Across from me, Tegan is rapt—her eyes bouncing between Salem’s face and Luís’s, as if she can already sense that today’s interview is going to be so different than yesterday’s.
I don’t move my hand even a little. I want him to keep his right where it is.
“You’re saying, Libby is Charlotte, right?” Luís says.
“Right,” says Salem.
“And the man who paid me to do the painting, that’s Lynton Baltimore?”
Salem takes out her tablet, and after a few quick swipes, slides it across the table to Luís. Even from here I can see it’s the mug shot. Luís looks down at it, squinting.
He shakes his head, and at first I think it’s because he doesn’t recognize the man in the photo. But then I realize the headshaking is more of an accompaniment to a disbelieving laugh, quiet and breathy.
“Man, thatishim.”
Salem’s eyes light in something close to victory. “Okay, great. Can you tell us a bit about him? About his visit here, or about why he had you do this painting?”
Luís is still looking down at Salem’s tablet. He taps a finger against the just-dimmed screen, lighting the photo fully again before he does another laughing headshake. Under the table, Adam’s hand gently squeezes mine, solid and reassuring.
“I guess I should tell you the big thing first,” Luís says. “Which is that this guy”—he slides the phone back across the table—“is apparently my biological father.”
* * *
UNDERthe circumstances—the circumstances being that Salem Durant’s decade-old true crime story about Lynton Baltimore ended up being connected to my own mother—I haven’t listened to a podcast in years. From what I gather, the biggest ones still have the broad strokes of what put Salem on the map: serialized, suspenseful. Not simple, but not so complex that you’ll lose the thread if you drift away for thirty seconds during your commute.

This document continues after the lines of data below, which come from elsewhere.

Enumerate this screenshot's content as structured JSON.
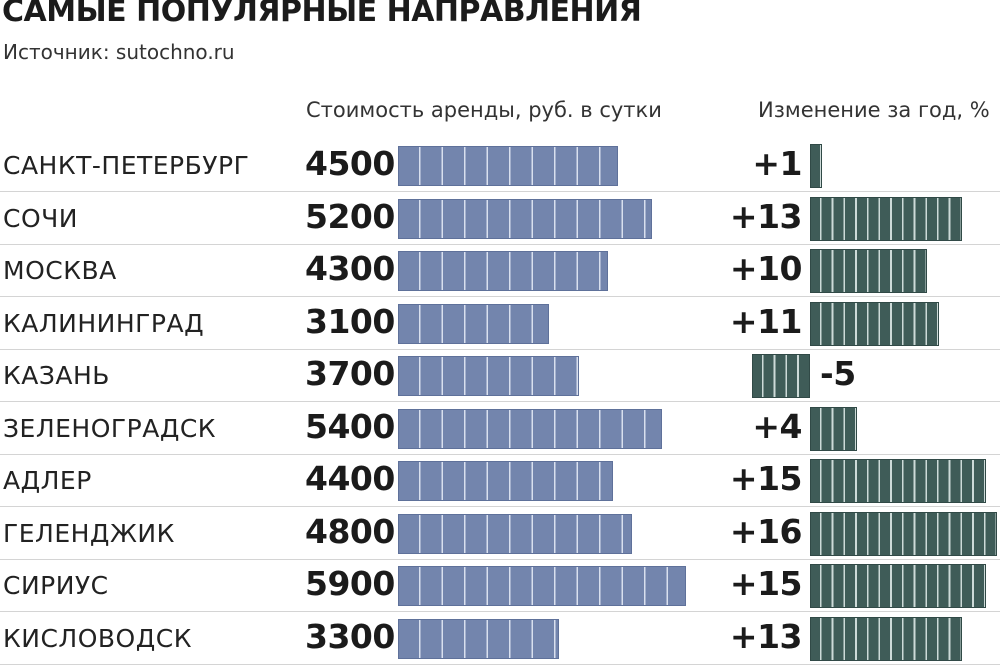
{
  "header": {
    "title": "САМЫЕ ПОПУЛЯРНЫЕ НАПРАВЛЕНИЯ",
    "source": "Источник: sutochno.ru"
  },
  "columns": {
    "cost": "Стоимость аренды, руб. в сутки",
    "change": "Изменение за год, %"
  },
  "colors": {
    "cost_bar": "#7385ad",
    "change_bar": "#3f5c58"
  },
  "chart_data": {
    "type": "bar",
    "categories": [
      "САНКТ-ПЕТЕРБУРГ",
      "СОЧИ",
      "МОСКВА",
      "КАЛИНИНГРАД",
      "КАЗАНЬ",
      "ЗЕЛЕНОГРАДСК",
      "АДЛЕР",
      "ГЕЛЕНДЖИК",
      "СИРИУС",
      "КИСЛОВОДСК"
    ],
    "series": [
      {
        "name": "Стоимость аренды, руб. в сутки",
        "values": [
          4500,
          5200,
          4300,
          3100,
          3700,
          5400,
          4400,
          4800,
          5900,
          3300
        ]
      },
      {
        "name": "Изменение за год, %",
        "values": [
          1,
          13,
          10,
          11,
          -5,
          4,
          15,
          16,
          15,
          13
        ]
      }
    ],
    "change_labels": [
      "+1",
      "+13",
      "+10",
      "+11",
      "-5",
      "+4",
      "+15",
      "+16",
      "+15",
      "+13"
    ],
    "title": "САМЫЕ ПОПУЛЯРНЫЕ НАПРАВЛЕНИЯ",
    "grid": false
  }
}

But I don’t really know the details of them anymore; I don’t know their textures. I don’t know if they use more music than Salem did, if they have lots of ads or just a couple, if the episodes are peppered with multiple interviews or if the focus is tighter. I don’t know if the hosts talk a lot or a little, if they make themselves part of the story the way Salem often did, or not.
I don’t know all that, but I still feel certain that Luís Acosta’s story would make for a pretty good podcast episode.

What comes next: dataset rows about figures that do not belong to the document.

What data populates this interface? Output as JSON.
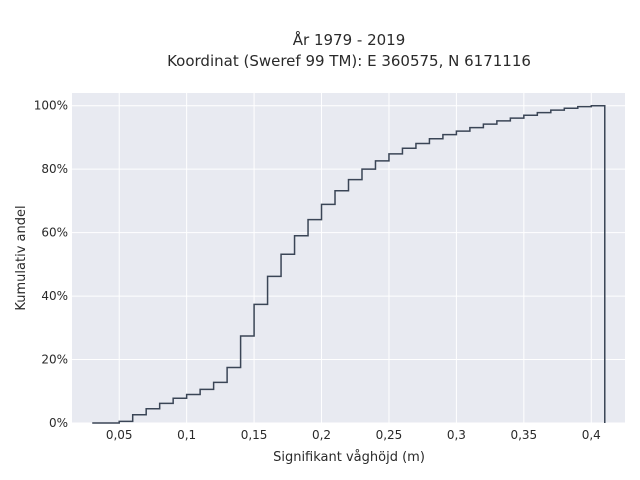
{
  "chart_data": {
    "type": "line",
    "title": "År 1979 - 2019",
    "subtitle": "Koordinat (Sweref 99 TM): E 360575, N 6171116",
    "xlabel": "Signifikant våghöjd (m)",
    "ylabel": "Kumulativ andel",
    "xlim": [
      0.015,
      0.425
    ],
    "ylim": [
      0,
      1.04
    ],
    "x_ticks": [
      0.05,
      0.1,
      0.15,
      0.2,
      0.25,
      0.3,
      0.35,
      0.4
    ],
    "x_tick_labels": [
      "0,05",
      "0,1",
      "0,15",
      "0,2",
      "0,25",
      "0,3",
      "0,35",
      "0,4"
    ],
    "y_ticks": [
      0,
      0.2,
      0.4,
      0.6,
      0.8,
      1.0
    ],
    "y_tick_labels": [
      "0%",
      "20%",
      "40%",
      "60%",
      "80%",
      "100%"
    ],
    "grid": true,
    "line_shape": "step-cumulative",
    "series": [
      {
        "color": "#3a4556",
        "x": [
          0.03,
          0.04,
          0.05,
          0.06,
          0.07,
          0.08,
          0.09,
          0.1,
          0.11,
          0.12,
          0.13,
          0.14,
          0.15,
          0.16,
          0.17,
          0.18,
          0.19,
          0.2,
          0.21,
          0.22,
          0.23,
          0.24,
          0.25,
          0.26,
          0.27,
          0.28,
          0.29,
          0.3,
          0.31,
          0.32,
          0.33,
          0.34,
          0.35,
          0.36,
          0.37,
          0.38,
          0.39,
          0.4,
          0.41
        ],
        "y": [
          0.0,
          0.0,
          0.005,
          0.026,
          0.045,
          0.062,
          0.078,
          0.09,
          0.106,
          0.128,
          0.175,
          0.274,
          0.374,
          0.462,
          0.532,
          0.59,
          0.641,
          0.689,
          0.732,
          0.767,
          0.8,
          0.826,
          0.848,
          0.866,
          0.881,
          0.896,
          0.909,
          0.92,
          0.931,
          0.942,
          0.952,
          0.961,
          0.97,
          0.978,
          0.986,
          0.992,
          0.997,
          1.0,
          0.0
        ]
      }
    ],
    "background": "#e8eaf1",
    "grid_color": "#ffffff"
  }
}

He tells it easily, smoothly—one step at a time, not too overwhelming. He tells us about John Harold Tygart and his fian-cée, Libby Mitchell. Their visit to his mother’s old gift shop, the Sea Spot. John Harold, Luís’s mother had told him, was an old friend who’d kept in touch over the years. She’d said she’d always bragged to him about Luís’s art; she’d said that John Harold was in the area, and wanted to see it for himself.
He says John Harold was so complimentary. Sophisticated. A person who knew a lot about art. Friendly, but not overly so. Nothing suspicious about him.

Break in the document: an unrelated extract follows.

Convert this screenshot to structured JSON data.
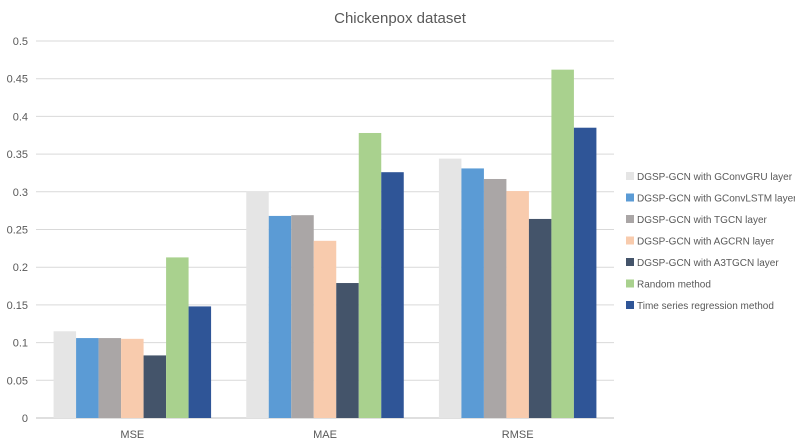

“I couldn’t believe he asked me to do a portrait of Libby,” he tells us, and then he looks meaningfully at the recording equipment that’s set up in the middle of the table.
“Should I call her Libby, or Charlotte?” he asks, and the nice thing is, he directs the question to me and Tegan.
“Whichever!” says Tegan, totally enthralled, and probably yesterday, I would’ve cleared my throat.
But yesterday, I wasn’t basically holding Adam Hawkins’s hand beneath a table.
Luís looks at me, a question in his eyes, and it’s such a nice thing to do that I simply repeat after my sister. “Whichever is fine.”
Luís nods and goes on.
“I’d been experimenting with portraits in my training that year. I had this whole idea about ‘realistic saturation.’ I wanted the brightness of a Warhol portrait, but the realism of the old masters. Libby loved the ones I showed them. She went on andon.”
She would have, I know. I can practically hear her. She gave the most elaborate compliments for the most mundane things: your outfits, your handwriting, your skill at folding laundry. I can only imagine what she said about something as impressive as Luís’s art.
“So, this John Harold guy, he says they’ll be in town for a week. He tells my mother he’ll pay—” He breaks off, shaking his head again. “This part is probably going to be hard to believe!”
“I doubt it,” says Salem, in a tone I’m sure will sound good on the recording. Weary and knowing. It’ll be comic relief for her listeners, the ones who have the sense that they know her, who feel like they’re on a journey with her.